Wrongfully imprisoned women return home after 11 months

Monique and Larissa

COLUMBUS, Ga.-  After 11 months, Monique Coverson and her partner, Larissa are back home. They returned home Saturday after a judge found them innocent.

Back in January, after sitting in prison without charges, the two were sentenced 20 to 25 years after a legal, tobacco-like substance was found in their Kuwait home. Coverson said the substance was none of theirs in the first place. She says she distinctly remembers hearing the loud bangs of people forcing themselves into their home.
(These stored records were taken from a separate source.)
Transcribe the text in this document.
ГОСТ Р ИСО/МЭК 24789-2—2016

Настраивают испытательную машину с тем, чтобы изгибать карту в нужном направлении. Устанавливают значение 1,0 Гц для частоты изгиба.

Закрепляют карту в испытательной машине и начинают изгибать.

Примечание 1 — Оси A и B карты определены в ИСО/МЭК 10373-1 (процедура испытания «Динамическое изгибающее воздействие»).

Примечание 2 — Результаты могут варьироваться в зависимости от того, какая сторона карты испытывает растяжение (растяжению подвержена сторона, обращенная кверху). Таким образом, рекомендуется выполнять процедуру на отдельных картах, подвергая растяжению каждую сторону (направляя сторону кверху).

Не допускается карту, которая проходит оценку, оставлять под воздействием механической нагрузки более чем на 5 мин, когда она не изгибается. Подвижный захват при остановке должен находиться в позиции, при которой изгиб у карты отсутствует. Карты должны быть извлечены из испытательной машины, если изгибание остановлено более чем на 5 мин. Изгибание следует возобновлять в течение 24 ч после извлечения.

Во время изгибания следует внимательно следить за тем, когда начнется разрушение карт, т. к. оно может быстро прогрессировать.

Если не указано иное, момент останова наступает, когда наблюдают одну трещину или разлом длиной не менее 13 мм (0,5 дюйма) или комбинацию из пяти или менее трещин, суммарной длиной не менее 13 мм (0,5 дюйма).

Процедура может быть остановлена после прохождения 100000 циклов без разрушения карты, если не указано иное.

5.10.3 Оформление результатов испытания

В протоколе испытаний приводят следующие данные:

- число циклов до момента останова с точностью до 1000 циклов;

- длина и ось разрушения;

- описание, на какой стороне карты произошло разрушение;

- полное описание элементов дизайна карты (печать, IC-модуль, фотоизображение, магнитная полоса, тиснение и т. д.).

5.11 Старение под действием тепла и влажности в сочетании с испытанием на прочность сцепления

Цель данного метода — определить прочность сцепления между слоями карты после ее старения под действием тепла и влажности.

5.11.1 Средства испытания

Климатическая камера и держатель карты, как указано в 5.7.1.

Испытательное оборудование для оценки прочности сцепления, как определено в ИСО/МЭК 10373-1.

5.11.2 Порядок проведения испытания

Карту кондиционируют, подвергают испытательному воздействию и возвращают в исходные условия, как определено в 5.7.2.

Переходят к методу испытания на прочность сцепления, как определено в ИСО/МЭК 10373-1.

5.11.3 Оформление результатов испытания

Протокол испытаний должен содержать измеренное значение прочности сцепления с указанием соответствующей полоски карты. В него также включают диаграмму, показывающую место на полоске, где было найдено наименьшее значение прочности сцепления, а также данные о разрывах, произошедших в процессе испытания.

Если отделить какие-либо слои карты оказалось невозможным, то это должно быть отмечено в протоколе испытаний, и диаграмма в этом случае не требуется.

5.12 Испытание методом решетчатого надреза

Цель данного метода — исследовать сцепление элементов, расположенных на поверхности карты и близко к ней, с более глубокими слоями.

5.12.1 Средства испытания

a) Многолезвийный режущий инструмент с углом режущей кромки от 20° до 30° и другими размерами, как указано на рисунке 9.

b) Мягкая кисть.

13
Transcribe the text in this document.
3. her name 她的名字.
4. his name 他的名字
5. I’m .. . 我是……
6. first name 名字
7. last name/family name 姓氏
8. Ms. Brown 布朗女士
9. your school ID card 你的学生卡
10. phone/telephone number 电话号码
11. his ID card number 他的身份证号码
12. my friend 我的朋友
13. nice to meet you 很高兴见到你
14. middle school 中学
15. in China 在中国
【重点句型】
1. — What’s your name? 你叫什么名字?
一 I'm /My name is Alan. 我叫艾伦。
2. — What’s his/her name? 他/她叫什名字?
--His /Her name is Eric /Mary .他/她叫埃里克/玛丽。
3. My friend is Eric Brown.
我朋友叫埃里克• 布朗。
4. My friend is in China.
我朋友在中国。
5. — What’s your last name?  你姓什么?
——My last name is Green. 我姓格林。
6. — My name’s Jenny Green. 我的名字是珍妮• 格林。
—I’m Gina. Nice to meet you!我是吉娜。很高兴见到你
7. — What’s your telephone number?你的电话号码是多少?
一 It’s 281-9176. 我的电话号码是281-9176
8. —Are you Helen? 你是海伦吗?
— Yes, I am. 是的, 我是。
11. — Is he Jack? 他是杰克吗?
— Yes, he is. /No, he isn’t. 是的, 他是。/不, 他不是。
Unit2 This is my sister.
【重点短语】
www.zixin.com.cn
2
She also remembers the January day when they were given their sentence.”My life just went blank right in front of my eyes,” Coverson said. “There was a moment when I didn’t know if I was coming home.” The two women never left each others’ side while in prison. Coverson says there was no freedom inside the prison. They were subject to whatever they were told. However, the two kept strong and kept God with them at all times.

Monique and Larissa
Monique and Larissa

The two were in court more than 10 times, but returned back without being freed. However, things changed at their last appeal. Monique says she saw goodness in the judge that she had not seen in previous ones. She had a good feeling when they had to wait only a week to hear their sentence. On April 4, they called their lawyer and they learned they were innocent.

Word of their innocence spread to Monique’s mother, Michelle through a text message. She says when she got it, she jumped out of bed and began to thank God.

Michelle and Monique will be able to hug each other as long as they want now.
Michelle and Monique will be able to hug each other as long as they want now.

Coverson says she is taking things one day at a time now. She says there are so many people she wants to thank for bringing her and Larissa home. “They tried to take everything from me, but we as a nation were not going to let them,” Coverson said. “My mom wasn’t going to let them. My family: my brothers, my sisters; they weren’t going to let them.”

When we asked Michelle about what it is like to have her daughter home, with her arm around Monique and a smile on her face, she replied, “She’s not going anywhere. We’ve got her passport. We may just throw it in that fire right there.”

Michelle said after this experience, she plans to write a book about what she has been through during Monique’s imprisonment. She plans to call it A Mother’s Love.